5. Discussion and Conclusions
TCM, as a complementary field of medicine outside the modern medicine system, has played a significant role in cerebral palsy syndrome diagnosis. In this work, we propose a knowledge-based RNN (KBRNN) for cerebral palsy syndrome diagnosis. Our major contribution is building an evolutionary algorithm to extract the diagnosis knowledge from the KG. In particular, we also present the method of injecting the TCM knowledge into the RNN. Compared with the simple KG inference or the rule-based methods, as a neural network model, the KBRNN can be further trained by EMR data, which makes the KBRNN more generalized. On the other hand, compared with the traditional neural network model, KBRNN can benefit from TCM knowledge. Specifically, with the help of TCM knowledge, KBRNN outperforms previous neural approaches in the scene where only a few EMRs are available, and it remains competitive in rich-resource settings.

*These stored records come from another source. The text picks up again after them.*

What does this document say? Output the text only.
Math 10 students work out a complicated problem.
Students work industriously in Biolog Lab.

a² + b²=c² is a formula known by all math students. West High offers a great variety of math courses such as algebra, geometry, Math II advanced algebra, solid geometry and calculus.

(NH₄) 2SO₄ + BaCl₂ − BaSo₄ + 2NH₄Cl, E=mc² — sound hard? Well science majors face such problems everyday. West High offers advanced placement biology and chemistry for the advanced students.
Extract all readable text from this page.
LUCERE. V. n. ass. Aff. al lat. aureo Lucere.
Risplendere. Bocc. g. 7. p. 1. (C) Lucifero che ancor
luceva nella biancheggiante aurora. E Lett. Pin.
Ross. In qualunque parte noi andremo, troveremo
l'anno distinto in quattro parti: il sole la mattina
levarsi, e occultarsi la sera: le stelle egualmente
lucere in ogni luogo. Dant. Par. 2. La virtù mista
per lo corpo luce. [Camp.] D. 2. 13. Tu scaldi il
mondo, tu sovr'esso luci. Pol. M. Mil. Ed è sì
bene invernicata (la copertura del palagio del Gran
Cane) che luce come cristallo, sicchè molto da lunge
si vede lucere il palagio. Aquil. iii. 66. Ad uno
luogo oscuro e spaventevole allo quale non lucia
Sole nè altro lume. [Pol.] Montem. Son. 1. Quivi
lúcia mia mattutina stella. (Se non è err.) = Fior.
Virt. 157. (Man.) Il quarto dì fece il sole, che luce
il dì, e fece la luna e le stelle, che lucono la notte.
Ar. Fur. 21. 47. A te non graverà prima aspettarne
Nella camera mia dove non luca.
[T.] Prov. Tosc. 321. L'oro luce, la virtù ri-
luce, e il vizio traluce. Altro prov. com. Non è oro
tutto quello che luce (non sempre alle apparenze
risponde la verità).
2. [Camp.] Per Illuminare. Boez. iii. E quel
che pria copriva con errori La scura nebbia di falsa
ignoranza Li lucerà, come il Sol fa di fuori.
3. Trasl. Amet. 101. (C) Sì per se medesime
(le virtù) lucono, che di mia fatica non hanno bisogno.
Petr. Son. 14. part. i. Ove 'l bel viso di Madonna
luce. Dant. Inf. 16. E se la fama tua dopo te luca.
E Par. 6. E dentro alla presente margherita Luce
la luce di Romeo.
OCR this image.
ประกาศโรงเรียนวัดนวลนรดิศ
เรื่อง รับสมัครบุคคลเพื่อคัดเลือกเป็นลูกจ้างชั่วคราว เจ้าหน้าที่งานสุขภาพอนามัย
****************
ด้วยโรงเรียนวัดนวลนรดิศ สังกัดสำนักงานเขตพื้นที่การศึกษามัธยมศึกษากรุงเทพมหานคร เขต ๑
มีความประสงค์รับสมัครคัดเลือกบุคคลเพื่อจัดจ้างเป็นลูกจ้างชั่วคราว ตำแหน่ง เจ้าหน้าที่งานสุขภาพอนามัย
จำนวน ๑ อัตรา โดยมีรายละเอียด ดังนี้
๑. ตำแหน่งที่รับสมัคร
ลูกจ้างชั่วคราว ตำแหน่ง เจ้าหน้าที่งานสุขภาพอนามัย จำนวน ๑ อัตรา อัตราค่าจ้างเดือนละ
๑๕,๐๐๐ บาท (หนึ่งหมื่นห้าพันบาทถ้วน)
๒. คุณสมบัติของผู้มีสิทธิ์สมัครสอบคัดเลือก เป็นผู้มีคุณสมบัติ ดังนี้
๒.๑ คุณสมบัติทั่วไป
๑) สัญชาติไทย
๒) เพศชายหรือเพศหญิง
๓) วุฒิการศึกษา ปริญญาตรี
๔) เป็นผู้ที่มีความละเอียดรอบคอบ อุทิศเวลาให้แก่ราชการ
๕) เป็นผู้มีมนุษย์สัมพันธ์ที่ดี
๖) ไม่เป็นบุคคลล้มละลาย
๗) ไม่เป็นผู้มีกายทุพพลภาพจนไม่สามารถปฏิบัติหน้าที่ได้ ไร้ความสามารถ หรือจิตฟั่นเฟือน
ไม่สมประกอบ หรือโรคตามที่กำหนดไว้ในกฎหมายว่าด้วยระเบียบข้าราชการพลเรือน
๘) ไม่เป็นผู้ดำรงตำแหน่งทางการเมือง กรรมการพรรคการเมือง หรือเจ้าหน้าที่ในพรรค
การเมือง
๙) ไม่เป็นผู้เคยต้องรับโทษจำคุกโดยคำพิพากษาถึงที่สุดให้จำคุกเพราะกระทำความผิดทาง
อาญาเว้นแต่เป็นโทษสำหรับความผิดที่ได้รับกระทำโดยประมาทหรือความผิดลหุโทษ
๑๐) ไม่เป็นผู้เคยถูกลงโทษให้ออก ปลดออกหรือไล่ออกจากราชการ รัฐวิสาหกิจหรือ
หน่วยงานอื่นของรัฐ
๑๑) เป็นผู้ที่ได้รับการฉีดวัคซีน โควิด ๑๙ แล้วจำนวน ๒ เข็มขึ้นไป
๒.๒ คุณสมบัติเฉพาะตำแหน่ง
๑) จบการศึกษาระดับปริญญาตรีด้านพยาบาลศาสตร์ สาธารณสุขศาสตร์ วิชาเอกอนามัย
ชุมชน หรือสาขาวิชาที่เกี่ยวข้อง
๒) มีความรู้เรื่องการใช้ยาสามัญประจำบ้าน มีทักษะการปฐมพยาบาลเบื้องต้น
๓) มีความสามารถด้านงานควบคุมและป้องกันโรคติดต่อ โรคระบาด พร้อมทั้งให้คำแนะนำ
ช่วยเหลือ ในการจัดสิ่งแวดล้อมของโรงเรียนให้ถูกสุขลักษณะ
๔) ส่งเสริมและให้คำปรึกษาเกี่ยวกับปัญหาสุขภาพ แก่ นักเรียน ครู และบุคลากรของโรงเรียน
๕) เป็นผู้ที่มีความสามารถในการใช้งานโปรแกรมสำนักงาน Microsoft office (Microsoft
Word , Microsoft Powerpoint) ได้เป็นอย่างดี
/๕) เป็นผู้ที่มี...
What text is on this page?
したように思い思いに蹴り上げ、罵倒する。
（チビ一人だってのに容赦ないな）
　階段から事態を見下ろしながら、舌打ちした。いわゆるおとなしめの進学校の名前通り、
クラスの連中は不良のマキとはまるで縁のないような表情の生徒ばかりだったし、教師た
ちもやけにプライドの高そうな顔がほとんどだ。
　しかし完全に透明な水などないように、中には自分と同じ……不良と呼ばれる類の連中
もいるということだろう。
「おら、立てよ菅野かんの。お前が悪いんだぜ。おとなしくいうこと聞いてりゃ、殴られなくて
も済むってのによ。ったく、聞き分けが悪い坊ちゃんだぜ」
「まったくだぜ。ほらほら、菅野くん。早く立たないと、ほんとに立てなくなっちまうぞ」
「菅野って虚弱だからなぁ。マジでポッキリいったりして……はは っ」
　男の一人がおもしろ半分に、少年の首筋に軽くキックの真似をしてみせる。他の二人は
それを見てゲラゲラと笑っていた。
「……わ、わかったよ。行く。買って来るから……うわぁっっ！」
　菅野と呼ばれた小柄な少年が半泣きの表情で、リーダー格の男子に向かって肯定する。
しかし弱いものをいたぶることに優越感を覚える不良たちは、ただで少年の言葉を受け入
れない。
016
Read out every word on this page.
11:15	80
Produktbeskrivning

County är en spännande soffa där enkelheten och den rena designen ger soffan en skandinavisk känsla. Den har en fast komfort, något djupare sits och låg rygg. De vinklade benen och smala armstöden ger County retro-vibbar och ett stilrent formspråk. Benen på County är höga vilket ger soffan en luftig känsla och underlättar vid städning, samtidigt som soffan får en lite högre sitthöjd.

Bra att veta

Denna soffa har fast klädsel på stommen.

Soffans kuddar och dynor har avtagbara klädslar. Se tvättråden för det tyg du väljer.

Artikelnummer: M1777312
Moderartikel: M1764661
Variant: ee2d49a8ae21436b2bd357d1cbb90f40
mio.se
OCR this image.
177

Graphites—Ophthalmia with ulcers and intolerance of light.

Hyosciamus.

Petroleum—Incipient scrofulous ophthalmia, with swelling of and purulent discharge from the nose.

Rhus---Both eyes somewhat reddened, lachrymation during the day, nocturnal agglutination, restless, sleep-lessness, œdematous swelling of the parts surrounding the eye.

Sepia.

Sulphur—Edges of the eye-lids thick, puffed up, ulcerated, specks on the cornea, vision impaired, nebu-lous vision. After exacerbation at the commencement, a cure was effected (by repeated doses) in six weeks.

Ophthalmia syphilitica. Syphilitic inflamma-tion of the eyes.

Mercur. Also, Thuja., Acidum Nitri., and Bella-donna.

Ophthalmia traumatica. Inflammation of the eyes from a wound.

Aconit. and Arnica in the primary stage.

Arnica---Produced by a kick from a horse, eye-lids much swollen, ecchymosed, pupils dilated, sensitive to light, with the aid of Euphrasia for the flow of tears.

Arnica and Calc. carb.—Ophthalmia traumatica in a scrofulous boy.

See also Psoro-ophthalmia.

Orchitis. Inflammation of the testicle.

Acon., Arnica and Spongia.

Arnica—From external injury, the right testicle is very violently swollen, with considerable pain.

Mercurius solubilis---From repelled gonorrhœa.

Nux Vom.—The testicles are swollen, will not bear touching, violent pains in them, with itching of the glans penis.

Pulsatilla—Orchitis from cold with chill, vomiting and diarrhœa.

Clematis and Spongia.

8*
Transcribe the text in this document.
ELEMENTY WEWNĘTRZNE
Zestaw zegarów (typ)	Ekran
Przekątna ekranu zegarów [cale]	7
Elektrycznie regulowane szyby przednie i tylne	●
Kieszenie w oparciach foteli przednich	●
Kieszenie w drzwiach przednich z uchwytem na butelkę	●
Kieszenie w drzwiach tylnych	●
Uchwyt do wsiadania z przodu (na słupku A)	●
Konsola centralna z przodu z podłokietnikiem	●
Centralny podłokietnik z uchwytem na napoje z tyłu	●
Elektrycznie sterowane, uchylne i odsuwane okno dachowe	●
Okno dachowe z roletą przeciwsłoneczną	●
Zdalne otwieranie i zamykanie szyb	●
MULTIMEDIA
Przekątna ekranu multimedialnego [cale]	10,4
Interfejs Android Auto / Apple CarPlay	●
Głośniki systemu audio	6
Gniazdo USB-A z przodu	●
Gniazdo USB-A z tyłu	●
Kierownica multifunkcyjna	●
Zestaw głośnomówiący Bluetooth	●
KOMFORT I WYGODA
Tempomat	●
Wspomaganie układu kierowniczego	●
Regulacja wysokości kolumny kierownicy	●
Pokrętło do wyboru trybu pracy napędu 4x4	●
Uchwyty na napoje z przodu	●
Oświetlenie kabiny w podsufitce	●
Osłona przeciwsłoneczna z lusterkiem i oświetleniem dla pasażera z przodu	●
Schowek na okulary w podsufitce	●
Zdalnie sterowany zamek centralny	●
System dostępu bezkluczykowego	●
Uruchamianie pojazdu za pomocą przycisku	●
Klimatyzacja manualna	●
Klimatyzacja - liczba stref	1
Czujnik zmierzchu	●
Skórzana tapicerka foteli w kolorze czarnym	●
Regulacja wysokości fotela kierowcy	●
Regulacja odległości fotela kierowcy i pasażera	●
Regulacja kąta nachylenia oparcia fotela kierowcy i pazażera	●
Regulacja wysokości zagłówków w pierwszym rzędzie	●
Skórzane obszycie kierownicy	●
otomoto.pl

In conclusion, KBRNN can benefit from two aspects, i.e., knowledge extracted from the cerebral palsy knowledge graph and labeled EMR. We show that KBRNN achieves higher accuracy in syndrome diagnostic tasks only with knowledge injection. Moreover, the performance of KBRNN can be further improved after training with a large amount of labeled EMR, which outperforms the current model.
Conflicts of Interest
The authors declare that they have no conflicts of interest.
Acknowledgments
This work was supported by the CACMS Innovation Fund (CI2021A00512) and the National Key Research and Development Program of China under grant (2017YFC1703506).
Open Research
Data Availability
All data included in this study are available upon request by contact with the corresponding author.